Он изменился с нью-хейвенских времен. Теперь это был плечистый тридцатилетний блондин с твердо очерченным ртом и довольно надменными манерами. Но в лице главным были глаза: от их блестящего дерзкого взгляда всегда казалось, будто он с угрозой подается вперед. Даже немного женственная элегантность его костюма для верховой езды не могла скрыть его физическую мощь; казалось, могучим икрам тесно в глянцевитых крагах, так что шнуровка вот-вот лопнет, а при малейшем движении плеча видно было, как под тонким сукном ходит плотный ком мускулов. Это было тело, полное сокрушительной силы, — жесткое тело.
Он говорил резким, хрипловатым тенором, очень подходившим к тому впечатлению, которое он производил, — человека с норовом.
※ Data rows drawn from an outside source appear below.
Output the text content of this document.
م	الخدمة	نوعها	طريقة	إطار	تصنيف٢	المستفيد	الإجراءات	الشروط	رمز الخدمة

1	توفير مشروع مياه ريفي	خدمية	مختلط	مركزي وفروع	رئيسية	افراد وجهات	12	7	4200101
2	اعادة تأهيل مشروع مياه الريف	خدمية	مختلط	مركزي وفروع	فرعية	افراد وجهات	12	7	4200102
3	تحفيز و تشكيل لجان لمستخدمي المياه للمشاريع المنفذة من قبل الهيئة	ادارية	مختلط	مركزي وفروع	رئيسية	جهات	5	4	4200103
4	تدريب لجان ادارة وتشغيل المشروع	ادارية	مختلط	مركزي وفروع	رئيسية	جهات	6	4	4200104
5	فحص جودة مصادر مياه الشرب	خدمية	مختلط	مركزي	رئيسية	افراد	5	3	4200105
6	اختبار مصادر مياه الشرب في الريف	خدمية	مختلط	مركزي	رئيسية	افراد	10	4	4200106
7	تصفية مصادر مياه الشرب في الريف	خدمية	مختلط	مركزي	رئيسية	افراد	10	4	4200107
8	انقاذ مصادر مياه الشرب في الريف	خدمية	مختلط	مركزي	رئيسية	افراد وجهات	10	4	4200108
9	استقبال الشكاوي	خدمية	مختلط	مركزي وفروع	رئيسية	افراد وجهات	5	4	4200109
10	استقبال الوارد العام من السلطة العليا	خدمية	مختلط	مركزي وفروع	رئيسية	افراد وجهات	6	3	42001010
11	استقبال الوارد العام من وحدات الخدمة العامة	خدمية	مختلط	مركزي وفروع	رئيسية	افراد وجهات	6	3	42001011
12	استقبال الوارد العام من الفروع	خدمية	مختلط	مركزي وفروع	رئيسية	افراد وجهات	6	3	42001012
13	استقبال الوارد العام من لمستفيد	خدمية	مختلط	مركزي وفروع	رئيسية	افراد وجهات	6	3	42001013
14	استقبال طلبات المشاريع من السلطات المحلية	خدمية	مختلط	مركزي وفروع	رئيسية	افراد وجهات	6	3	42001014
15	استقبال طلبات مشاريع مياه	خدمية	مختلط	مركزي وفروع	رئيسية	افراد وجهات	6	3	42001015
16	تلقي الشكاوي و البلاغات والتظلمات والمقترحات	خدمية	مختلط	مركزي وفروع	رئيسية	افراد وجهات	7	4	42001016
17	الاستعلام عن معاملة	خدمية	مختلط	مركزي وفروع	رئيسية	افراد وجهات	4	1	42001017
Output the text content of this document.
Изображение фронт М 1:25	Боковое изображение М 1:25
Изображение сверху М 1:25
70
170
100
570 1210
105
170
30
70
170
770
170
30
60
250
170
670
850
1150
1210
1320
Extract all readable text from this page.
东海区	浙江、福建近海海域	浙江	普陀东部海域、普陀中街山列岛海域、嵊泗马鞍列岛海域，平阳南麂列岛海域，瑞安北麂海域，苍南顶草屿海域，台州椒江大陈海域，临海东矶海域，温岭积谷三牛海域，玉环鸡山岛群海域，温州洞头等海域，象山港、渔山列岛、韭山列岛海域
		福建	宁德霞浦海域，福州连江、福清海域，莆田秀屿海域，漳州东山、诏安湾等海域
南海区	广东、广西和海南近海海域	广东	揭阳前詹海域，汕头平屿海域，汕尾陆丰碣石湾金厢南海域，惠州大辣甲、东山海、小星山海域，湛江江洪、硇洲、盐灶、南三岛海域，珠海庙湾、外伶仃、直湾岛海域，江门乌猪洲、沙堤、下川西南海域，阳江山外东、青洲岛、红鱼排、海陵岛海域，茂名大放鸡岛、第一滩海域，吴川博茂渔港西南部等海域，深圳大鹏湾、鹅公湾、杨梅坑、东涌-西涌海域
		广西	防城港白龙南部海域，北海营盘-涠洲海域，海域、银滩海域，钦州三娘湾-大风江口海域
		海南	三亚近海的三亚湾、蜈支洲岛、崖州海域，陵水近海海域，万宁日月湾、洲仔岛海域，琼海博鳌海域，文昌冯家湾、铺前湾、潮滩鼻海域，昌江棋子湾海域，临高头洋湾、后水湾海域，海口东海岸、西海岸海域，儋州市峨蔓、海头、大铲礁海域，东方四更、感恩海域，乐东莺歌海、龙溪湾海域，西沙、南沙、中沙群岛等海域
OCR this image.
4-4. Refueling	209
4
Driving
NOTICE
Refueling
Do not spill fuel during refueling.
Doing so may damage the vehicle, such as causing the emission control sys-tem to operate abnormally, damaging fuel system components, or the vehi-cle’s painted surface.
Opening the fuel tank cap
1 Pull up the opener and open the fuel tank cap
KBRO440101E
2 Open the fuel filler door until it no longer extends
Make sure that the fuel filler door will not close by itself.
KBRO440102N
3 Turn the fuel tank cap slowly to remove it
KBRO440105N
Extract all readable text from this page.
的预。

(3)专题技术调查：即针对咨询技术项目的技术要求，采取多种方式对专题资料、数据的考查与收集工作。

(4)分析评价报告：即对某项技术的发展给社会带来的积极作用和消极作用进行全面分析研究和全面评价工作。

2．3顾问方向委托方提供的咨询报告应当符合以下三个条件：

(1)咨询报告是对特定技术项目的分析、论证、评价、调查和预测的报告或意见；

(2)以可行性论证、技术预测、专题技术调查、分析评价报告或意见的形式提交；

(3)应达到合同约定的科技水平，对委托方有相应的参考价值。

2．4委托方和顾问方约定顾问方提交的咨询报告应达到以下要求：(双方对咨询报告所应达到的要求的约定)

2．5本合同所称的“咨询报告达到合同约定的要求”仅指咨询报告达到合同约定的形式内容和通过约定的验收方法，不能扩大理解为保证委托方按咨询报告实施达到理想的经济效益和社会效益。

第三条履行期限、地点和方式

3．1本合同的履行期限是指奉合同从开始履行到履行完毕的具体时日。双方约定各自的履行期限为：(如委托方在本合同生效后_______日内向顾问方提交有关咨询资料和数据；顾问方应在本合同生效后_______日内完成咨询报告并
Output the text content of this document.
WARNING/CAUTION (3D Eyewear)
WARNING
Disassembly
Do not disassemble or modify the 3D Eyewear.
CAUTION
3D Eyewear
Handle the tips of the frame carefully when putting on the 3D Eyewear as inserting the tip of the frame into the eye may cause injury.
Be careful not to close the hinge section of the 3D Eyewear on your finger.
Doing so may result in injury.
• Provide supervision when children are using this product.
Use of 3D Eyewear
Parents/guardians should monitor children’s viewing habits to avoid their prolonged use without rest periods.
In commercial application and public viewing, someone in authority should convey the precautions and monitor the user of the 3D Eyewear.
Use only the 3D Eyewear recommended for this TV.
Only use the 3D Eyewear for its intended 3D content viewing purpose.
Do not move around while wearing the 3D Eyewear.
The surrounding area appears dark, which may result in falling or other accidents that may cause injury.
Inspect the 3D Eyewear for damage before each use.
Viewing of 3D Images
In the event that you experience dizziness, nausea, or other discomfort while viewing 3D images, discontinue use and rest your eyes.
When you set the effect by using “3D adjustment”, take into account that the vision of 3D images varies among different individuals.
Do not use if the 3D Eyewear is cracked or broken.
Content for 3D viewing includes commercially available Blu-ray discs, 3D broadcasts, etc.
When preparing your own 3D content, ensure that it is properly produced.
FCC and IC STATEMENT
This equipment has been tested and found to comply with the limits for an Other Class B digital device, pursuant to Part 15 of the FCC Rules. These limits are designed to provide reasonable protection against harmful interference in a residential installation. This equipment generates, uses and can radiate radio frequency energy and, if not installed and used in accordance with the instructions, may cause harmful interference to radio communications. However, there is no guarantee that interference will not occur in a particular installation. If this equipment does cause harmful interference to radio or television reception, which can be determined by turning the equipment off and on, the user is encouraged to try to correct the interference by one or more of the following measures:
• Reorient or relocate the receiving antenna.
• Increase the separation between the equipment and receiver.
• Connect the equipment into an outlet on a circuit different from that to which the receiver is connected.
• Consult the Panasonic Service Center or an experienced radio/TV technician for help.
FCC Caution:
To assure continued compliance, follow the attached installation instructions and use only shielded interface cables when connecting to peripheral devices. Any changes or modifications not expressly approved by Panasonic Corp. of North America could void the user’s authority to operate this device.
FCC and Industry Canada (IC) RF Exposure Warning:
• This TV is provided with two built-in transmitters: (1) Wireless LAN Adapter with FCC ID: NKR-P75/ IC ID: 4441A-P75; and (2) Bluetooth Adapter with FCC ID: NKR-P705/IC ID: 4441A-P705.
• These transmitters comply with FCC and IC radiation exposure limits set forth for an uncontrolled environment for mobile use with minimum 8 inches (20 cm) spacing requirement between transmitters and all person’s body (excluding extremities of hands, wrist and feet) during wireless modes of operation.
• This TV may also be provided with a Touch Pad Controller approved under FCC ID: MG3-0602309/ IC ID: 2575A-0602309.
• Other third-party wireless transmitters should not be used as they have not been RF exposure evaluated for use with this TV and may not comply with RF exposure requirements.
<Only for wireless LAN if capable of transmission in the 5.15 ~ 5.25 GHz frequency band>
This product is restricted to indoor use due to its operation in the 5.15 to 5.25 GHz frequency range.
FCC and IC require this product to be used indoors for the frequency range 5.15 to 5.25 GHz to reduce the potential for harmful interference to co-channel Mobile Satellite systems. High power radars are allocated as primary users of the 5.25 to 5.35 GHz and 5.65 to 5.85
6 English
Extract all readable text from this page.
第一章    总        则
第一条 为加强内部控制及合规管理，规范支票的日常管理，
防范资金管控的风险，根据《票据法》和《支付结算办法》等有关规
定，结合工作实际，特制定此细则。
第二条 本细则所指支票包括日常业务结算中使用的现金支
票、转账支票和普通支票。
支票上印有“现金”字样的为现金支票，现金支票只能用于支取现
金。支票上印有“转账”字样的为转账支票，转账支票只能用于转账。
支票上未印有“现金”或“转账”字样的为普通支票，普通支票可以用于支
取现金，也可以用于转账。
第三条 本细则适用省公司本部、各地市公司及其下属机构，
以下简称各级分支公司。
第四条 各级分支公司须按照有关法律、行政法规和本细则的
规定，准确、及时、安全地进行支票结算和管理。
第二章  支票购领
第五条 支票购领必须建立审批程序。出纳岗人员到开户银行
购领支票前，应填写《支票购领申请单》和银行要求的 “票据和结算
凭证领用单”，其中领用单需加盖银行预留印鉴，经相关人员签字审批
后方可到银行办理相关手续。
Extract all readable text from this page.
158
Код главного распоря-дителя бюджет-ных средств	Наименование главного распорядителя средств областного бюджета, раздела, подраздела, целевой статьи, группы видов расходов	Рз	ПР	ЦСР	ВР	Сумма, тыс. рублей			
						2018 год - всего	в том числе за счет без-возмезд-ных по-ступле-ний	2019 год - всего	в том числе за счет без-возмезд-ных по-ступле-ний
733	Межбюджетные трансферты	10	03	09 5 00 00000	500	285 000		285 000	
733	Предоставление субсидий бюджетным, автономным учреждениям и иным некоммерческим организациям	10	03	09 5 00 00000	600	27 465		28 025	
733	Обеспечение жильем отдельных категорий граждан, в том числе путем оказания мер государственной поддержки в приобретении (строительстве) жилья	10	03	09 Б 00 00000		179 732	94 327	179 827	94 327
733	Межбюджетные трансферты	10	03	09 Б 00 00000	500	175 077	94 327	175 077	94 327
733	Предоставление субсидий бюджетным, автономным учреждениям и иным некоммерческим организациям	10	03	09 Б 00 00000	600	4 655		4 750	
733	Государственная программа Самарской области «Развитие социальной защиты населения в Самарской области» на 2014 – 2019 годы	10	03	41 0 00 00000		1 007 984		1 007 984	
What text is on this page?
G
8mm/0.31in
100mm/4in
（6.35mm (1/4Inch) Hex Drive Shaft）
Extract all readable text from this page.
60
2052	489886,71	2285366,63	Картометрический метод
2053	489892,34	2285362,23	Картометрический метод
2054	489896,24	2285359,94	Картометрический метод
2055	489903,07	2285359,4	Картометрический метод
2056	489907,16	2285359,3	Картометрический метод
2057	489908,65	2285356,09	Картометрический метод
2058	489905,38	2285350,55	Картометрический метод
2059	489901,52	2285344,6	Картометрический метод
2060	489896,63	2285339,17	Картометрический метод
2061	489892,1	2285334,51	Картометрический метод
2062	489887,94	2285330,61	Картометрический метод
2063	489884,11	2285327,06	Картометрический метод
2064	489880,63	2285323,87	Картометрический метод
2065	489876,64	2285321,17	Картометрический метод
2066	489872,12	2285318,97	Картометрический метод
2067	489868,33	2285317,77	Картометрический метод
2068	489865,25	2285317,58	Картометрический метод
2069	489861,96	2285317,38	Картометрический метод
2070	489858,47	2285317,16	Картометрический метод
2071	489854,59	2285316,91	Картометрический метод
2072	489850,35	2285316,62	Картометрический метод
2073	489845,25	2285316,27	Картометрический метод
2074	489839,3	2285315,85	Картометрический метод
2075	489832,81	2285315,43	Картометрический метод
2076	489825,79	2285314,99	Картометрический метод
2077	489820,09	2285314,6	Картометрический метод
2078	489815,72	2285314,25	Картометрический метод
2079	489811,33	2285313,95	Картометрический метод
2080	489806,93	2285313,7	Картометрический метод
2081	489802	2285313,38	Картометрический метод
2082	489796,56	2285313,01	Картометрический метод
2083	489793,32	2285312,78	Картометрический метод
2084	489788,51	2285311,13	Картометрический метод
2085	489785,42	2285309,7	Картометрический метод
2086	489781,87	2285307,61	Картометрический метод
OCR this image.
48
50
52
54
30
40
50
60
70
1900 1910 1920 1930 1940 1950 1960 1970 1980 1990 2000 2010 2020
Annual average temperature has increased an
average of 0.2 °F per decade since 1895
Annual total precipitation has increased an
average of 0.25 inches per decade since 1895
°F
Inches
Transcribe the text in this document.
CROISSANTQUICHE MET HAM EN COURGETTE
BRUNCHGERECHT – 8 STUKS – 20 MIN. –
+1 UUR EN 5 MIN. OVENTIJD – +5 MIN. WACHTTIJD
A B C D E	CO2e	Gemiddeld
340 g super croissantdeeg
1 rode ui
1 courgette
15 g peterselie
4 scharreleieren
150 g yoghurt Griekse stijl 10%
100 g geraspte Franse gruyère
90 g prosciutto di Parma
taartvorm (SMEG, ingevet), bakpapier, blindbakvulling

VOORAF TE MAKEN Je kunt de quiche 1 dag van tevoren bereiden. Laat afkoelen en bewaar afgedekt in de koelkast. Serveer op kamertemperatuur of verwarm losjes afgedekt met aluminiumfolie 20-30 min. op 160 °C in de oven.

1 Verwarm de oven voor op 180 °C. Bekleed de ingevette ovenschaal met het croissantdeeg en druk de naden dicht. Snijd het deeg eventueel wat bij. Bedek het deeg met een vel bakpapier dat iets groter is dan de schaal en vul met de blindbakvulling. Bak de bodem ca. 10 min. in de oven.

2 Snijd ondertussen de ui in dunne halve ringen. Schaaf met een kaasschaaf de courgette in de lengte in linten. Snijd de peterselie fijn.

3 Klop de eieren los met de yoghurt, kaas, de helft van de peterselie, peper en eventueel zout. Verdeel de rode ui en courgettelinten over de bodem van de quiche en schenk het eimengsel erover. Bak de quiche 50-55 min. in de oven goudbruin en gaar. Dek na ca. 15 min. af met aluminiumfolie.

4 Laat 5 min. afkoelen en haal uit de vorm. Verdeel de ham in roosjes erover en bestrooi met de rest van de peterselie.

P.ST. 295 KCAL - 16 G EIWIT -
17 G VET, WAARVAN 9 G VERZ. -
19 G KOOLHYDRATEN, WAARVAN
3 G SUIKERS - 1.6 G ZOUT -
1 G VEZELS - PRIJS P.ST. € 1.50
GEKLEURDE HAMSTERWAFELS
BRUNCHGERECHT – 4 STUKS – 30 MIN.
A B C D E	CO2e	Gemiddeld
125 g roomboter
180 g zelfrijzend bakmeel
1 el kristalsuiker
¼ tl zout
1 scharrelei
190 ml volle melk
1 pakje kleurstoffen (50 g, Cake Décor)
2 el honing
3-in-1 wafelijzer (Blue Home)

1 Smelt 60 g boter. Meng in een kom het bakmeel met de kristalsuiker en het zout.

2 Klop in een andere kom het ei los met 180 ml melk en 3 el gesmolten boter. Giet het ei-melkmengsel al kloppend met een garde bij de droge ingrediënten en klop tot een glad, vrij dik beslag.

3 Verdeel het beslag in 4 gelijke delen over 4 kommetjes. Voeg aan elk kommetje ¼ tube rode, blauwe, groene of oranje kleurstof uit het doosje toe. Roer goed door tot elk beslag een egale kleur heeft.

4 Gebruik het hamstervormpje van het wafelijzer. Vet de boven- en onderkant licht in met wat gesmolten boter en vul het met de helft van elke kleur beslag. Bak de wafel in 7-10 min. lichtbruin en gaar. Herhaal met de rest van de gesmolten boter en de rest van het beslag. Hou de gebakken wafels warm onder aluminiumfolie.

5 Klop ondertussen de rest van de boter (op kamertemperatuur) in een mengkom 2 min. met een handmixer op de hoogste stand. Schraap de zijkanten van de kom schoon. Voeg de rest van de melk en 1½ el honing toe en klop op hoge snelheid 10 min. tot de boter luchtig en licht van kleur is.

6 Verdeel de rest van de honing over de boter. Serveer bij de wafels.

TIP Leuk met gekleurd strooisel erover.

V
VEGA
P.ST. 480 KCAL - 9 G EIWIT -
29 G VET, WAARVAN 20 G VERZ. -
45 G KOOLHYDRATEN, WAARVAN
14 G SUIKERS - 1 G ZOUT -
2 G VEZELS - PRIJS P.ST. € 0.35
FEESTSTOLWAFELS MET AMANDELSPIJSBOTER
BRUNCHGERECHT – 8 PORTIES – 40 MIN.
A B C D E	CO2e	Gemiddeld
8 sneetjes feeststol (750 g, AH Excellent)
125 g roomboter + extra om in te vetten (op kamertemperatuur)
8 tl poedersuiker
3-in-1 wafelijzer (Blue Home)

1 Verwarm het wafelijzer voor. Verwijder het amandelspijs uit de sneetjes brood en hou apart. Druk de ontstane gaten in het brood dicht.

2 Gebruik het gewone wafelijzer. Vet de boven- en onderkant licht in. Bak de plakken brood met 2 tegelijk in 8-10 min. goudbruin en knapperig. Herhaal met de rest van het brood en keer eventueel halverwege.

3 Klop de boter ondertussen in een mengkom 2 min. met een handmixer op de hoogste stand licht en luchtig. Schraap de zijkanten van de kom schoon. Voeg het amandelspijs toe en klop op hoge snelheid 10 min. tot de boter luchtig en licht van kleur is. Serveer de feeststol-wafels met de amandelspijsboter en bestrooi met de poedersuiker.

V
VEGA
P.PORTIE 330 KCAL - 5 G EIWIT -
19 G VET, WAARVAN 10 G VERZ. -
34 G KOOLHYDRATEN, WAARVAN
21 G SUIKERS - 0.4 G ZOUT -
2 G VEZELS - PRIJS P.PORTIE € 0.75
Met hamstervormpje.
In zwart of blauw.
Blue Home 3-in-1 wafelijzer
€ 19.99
И даже в разговоре с приятными ему людьми в голосе у него всегда слышалась нотка презрительной отеческой снисходительности, — в Нью-Хейвене многие его за это терпеть не могли. Казалось, он говорил: «Я, конечно, сильнее вас, и вообще я не вам чета, но все же можете не считать мое мнение непререкаемым». На старших курсах мы с ним состояли в одном студенческом обществе, и, хотя дружбы между нами никогда не было, мне всегда казалось, что я ему нравлюсь и что он по-своему, беспокойно, с вызовом, старается понравиться мне.
Мы немного постояли на освещенном вечерним солнцем крыльце.
— Недурное у меня тут пристанище, — сказал он, посверкивая глазами по сторонам.
Слегка нажимая на мое плечо, чтобы заставить меня повернуться, он широким движением руки обвел открывающуюся с крыльца панораму, включая в нее итальянский, уступами расположенный сад, пол-акра пряно благоухающих роз и тупоносую моторную яхту, покачивающуюся в полосе прибоя.
— Я купил эту усадьбу у Демэйна, нефтяника. — Он снова нажал на мое плечо, вежливо, но круто поворачивая меня к двери. — Ну, пойдем.